When, a couple of days ago, Sir Alex Ferguson described the current United crop as better and stronger than the 1999 vintage that delivered an unprecedented Treble, many eyebrows were raised. Are Danny Welbeck and Michael Carrick really a better proposition than Dwight Yorke and Roy Keane? The jury will be out for another couple of months, but tonight’s win against Reading keeps United on course to reach Wembley twice in May.
That the result was achieved with a starting line-up including only three players that had started in Madrid and that the man of the match, Nani, was introduced in the closing stages of the first half really does speak volume for the depth at Fergie’s disposal.
The Portuguese’s fine strike beat Federici with 69 minutes gone, as Reading’ gallant defensive effort finally crumbled after 25 minutes of relentless pressure by United. Then, after David De Gea had brilliantly denied Adam Le Fondre, Nani’s cross was met by Javier Hernandez’s diving header that sealed United’s progression to the quarter finals where they’ll play either Middlesbrough or Chelsea.
Following last week defensive heroics in Madrid, David De Gea retained his spot between the posts, with Nemanja Vidic and Chris Smalling replacing Rio Ferdinand and Jonny Evans, while Phil Jones shifted at right-back with Alex Buttner on the other flank.
Antonio Valencia, Ashley Young, Anderson and Tom Cleverley formed the midfield four tasked with supporting Javier Hernandez and Bernabeu goal-scorer Danny Welbeck.
The gulf in glamour and expectations between last Wednesday’s tie and a Monday night FA Cup fixture – further proof, if any was needed, that fans’ voices have been completely drawn out by business and TV revenues – but United started where they had left off in Madrid.

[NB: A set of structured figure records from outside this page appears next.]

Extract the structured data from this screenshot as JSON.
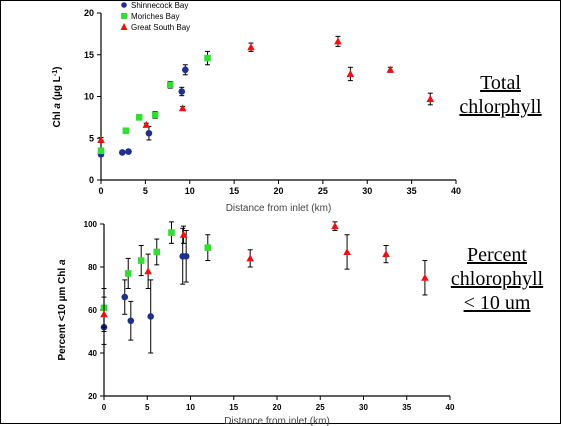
{
  "notes": {
    "top": [
      "Total",
      "chlorphyll"
    ],
    "bottom": [
      "Percent",
      "chlorophyll",
      "< 10 um"
    ]
  },
  "colors": {
    "Shinnecock Bay": "#1f2f8f",
    "Moriches Bay": "#33dd33",
    "Great South Bay": "#ee1111"
  },
  "chart_data": [
    {
      "type": "scatter",
      "title": "",
      "xlabel": "Distance from inlet (km)",
      "ylabel_parts": [
        "Chl ",
        "a",
        " (µg L",
        "-1",
        ")"
      ],
      "xlim": [
        0,
        40
      ],
      "ylim": [
        0,
        20
      ],
      "xticks": [
        0,
        5,
        10,
        15,
        20,
        25,
        30,
        35,
        40
      ],
      "yticks": [
        0,
        5,
        10,
        15,
        20
      ],
      "legend": "top-left",
      "series": [
        {
          "name": "Shinnecock Bay",
          "marker": "circle",
          "x": [
            0,
            2.4,
            3.1,
            5.4,
            9.1,
            9.5
          ],
          "y": [
            3.1,
            3.3,
            3.4,
            5.6,
            10.6,
            13.2
          ],
          "err": [
            0.3,
            0.2,
            0.2,
            0.8,
            0.5,
            0.6
          ]
        },
        {
          "name": "Moriches Bay",
          "marker": "square",
          "x": [
            0,
            2.8,
            4.3,
            6.1,
            7.8,
            12.0
          ],
          "y": [
            3.5,
            5.9,
            7.5,
            7.8,
            11.4,
            14.6
          ],
          "err": [
            0.3,
            0.2,
            0.3,
            0.4,
            0.4,
            0.8
          ]
        },
        {
          "name": "Great South Bay",
          "marker": "triangle",
          "x": [
            0,
            5.1,
            9.2,
            16.9,
            26.7,
            28.1,
            32.6,
            37.1
          ],
          "y": [
            4.8,
            6.6,
            8.6,
            15.9,
            16.6,
            12.7,
            13.2,
            9.7
          ],
          "err": [
            0.3,
            0.2,
            0.2,
            0.5,
            0.6,
            0.8,
            0.3,
            0.7
          ]
        }
      ]
    },
    {
      "type": "scatter",
      "title": "",
      "xlabel": "Distance from inlet (km)",
      "ylabel_parts": [
        "Percent <10 µm Chl ",
        "a"
      ],
      "xlim": [
        0,
        40
      ],
      "ylim": [
        20,
        100
      ],
      "xticks": [
        0,
        5,
        10,
        15,
        20,
        25,
        30,
        35,
        40
      ],
      "yticks": [
        20,
        40,
        60,
        80,
        100
      ],
      "series": [
        {
          "name": "Shinnecock Bay",
          "marker": "circle",
          "x": [
            0,
            2.4,
            3.1,
            5.4,
            9.1,
            9.5
          ],
          "y": [
            52,
            66,
            55,
            57,
            85,
            85
          ],
          "err": [
            8,
            8,
            9,
            17,
            13,
            12
          ]
        },
        {
          "name": "Moriches Bay",
          "marker": "square",
          "x": [
            0,
            2.8,
            4.3,
            6.1,
            7.8,
            12.0
          ],
          "y": [
            61,
            77,
            83,
            87,
            96,
            89
          ],
          "err": [
            9,
            7,
            7,
            6,
            5,
            6
          ]
        },
        {
          "name": "Great South Bay",
          "marker": "triangle",
          "x": [
            0,
            5.1,
            9.2,
            16.9,
            26.7,
            28.1,
            32.6,
            37.1
          ],
          "y": [
            58,
            78,
            95,
            84,
            99,
            87,
            86,
            75
          ],
          "err": [
            8,
            8,
            4,
            4,
            2,
            8,
            4,
            8
          ]
        }
      ]
    }
  ]
}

With barely 60 seconds on the clock, first Javier Hernandez and then Danny Welbeck saw their shots blocked before Antonio Valencia failed to apply any power or direction to his header. Two minutes later, Ashley Young’s pass cut Reading’s defence wide open but Welbeck was denied by Federici at the near post.
The Australian keeper would be called into action again midway through the first half as he saved Tom Cleverley and Ashley Young’s shots in quick succession, albeit the former Villa man should have buried his chance but, having been played onside by a distracted Reading’s back four, failed to convert the tap-in.

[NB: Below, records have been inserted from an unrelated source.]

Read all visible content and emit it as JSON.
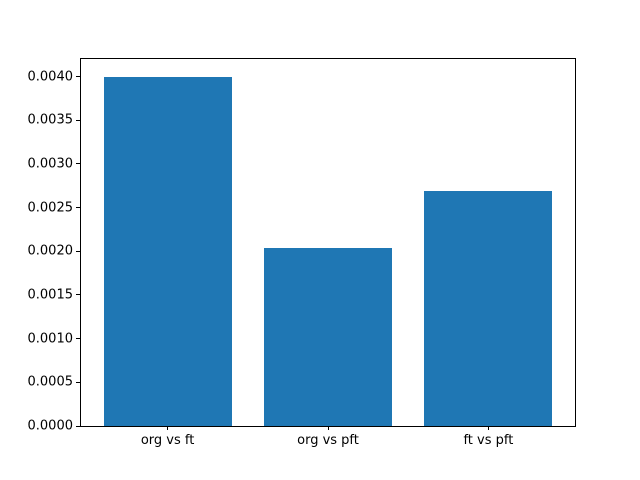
{
  "chart_data": {
    "type": "bar",
    "categories": [
      "org vs ft",
      "org vs pft",
      "ft vs pft"
    ],
    "values": [
      0.004,
      0.00204,
      0.00269
    ],
    "title": "",
    "xlabel": "",
    "ylabel": "",
    "ylim": [
      0,
      0.0042
    ],
    "xlim": [
      -0.54,
      2.54
    ],
    "yticks": [
      0.0,
      0.0005,
      0.001,
      0.0015,
      0.002,
      0.0025,
      0.003,
      0.0035,
      0.004
    ],
    "ytick_decimals": 4,
    "bar_width_fraction": 0.8,
    "bar_color": "#1f77b4",
    "spine_color": "#000000",
    "background_color": "#ffffff",
    "grid": false,
    "legend": null
  }
}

Between those chances, Reading – whose brilliant, workmanlike effort explained why only behind Spurs and United have accumulated more points in the last eight league games – had managed to control the game with relative ease, but failed to produce any clear cut chances, bar the odd menacing set piece, until United fan Adam Le Fondre forced De Gea into a save that would have undoubtedly pleased the photographers.
A minute later Nani, who had replaced the injured Phil Jones, struck a venomous volley that crashed against the post, before testing Federici with a fierce effort that was brilliantly parried over the bar by the Reading custodian.

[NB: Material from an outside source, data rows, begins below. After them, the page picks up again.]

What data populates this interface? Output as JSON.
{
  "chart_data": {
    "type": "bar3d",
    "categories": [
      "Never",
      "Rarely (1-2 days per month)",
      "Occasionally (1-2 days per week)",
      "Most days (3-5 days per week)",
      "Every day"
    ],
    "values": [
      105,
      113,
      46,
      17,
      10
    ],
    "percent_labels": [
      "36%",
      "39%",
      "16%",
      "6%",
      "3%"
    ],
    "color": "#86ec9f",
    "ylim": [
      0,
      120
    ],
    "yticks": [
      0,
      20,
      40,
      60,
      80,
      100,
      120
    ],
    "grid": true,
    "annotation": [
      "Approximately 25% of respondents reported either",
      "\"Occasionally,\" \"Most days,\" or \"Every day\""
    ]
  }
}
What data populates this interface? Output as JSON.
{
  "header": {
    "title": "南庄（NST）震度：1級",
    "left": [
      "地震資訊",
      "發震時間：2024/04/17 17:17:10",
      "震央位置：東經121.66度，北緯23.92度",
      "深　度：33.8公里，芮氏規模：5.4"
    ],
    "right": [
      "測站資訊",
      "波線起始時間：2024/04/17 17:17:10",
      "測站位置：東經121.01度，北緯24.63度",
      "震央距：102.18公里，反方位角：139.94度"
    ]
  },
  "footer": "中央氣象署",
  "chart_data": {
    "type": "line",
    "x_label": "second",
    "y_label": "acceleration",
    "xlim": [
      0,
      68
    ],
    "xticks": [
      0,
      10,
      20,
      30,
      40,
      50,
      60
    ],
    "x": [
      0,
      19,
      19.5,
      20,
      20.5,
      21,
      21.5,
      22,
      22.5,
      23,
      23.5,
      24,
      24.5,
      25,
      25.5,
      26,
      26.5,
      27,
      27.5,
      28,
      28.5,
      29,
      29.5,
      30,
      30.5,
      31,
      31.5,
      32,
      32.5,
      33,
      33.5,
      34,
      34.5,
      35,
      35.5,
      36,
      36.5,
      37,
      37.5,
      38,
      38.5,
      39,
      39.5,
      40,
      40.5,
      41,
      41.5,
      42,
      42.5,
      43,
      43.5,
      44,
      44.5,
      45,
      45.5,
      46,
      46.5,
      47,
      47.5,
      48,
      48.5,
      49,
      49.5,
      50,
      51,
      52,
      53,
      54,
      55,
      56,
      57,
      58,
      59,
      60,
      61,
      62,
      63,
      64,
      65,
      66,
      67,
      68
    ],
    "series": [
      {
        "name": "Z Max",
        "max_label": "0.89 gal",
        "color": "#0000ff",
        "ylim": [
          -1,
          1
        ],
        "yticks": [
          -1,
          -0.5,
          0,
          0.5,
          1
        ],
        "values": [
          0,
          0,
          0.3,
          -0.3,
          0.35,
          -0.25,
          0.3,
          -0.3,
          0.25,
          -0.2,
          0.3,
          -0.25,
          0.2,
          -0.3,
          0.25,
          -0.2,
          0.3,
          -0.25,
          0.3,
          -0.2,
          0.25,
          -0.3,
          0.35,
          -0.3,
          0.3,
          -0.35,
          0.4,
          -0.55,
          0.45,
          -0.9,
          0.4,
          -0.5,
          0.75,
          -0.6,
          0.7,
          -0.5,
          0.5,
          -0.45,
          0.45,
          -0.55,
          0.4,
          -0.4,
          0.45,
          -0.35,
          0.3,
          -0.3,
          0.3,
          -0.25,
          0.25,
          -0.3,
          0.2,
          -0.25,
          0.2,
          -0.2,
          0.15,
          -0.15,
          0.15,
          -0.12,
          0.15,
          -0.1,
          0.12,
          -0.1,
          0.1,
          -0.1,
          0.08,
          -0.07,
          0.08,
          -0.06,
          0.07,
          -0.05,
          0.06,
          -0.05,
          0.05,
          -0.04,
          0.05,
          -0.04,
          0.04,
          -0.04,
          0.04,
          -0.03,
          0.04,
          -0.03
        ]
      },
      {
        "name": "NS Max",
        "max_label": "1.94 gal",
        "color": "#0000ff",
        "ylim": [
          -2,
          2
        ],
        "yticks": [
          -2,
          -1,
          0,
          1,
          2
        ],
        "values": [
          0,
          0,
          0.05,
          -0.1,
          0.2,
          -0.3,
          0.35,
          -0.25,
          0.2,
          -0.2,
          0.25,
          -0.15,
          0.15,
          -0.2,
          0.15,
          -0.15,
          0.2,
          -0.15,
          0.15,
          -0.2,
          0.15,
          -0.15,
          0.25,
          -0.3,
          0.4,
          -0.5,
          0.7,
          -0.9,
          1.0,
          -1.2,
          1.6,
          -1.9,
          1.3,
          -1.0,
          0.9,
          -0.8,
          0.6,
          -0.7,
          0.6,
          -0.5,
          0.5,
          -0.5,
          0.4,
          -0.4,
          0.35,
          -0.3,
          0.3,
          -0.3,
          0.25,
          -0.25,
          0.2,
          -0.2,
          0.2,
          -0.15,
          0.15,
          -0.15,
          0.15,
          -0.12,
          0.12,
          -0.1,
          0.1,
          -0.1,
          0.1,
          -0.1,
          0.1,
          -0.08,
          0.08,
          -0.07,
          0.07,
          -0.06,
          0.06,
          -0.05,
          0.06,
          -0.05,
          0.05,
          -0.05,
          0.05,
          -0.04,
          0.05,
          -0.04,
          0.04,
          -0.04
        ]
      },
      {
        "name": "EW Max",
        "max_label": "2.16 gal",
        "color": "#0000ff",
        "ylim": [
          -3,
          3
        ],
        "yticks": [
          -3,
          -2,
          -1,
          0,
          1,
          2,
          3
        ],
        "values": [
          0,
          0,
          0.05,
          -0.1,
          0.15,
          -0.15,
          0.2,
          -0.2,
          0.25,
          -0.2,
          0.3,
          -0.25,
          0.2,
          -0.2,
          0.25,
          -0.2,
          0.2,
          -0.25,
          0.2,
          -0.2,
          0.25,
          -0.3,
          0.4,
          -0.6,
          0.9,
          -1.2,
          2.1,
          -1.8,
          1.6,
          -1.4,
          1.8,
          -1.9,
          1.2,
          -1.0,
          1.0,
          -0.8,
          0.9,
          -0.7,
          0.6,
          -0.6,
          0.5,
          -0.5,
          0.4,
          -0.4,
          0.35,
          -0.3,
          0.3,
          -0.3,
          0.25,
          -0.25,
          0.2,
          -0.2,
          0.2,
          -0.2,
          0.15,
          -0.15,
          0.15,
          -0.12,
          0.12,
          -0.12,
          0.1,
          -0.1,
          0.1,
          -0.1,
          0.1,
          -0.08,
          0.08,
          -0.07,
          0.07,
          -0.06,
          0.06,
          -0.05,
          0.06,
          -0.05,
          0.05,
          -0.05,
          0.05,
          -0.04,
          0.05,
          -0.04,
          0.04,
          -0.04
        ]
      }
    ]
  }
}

United started the second half with the foot firmly on the pedal, while Reading’s physical effort started to take its toll, allowing Cleverley and Anderson to run into spaces that were suddenly opening ahead of them, after a first half in which they had struggled to generate any momentum.
Federici denied Anderson with 15 minutes gone in the second half, before Nani saw two efforts going just wide of either post. Robin Van Persie’s introduction after 65 minutes was greeted with a rousing reception by the crowd, as the game increasingly resembled a rugby encounter, with United producing phase after phase of attack pinning Reading in their own penalty box.
Two goals in quick succession seemed to have sealed the tie for United, who had won their last 5 FA Cup ties at Old Trafford, conceding just one goal in the process, but some poor defending allowed Jobi McAnuff to pull one back for the visitors with less than ten minutes to go.
There wasn’t gonna be another late heroics for the Royals, though, as Fergie’s men keep marching onto Wembley.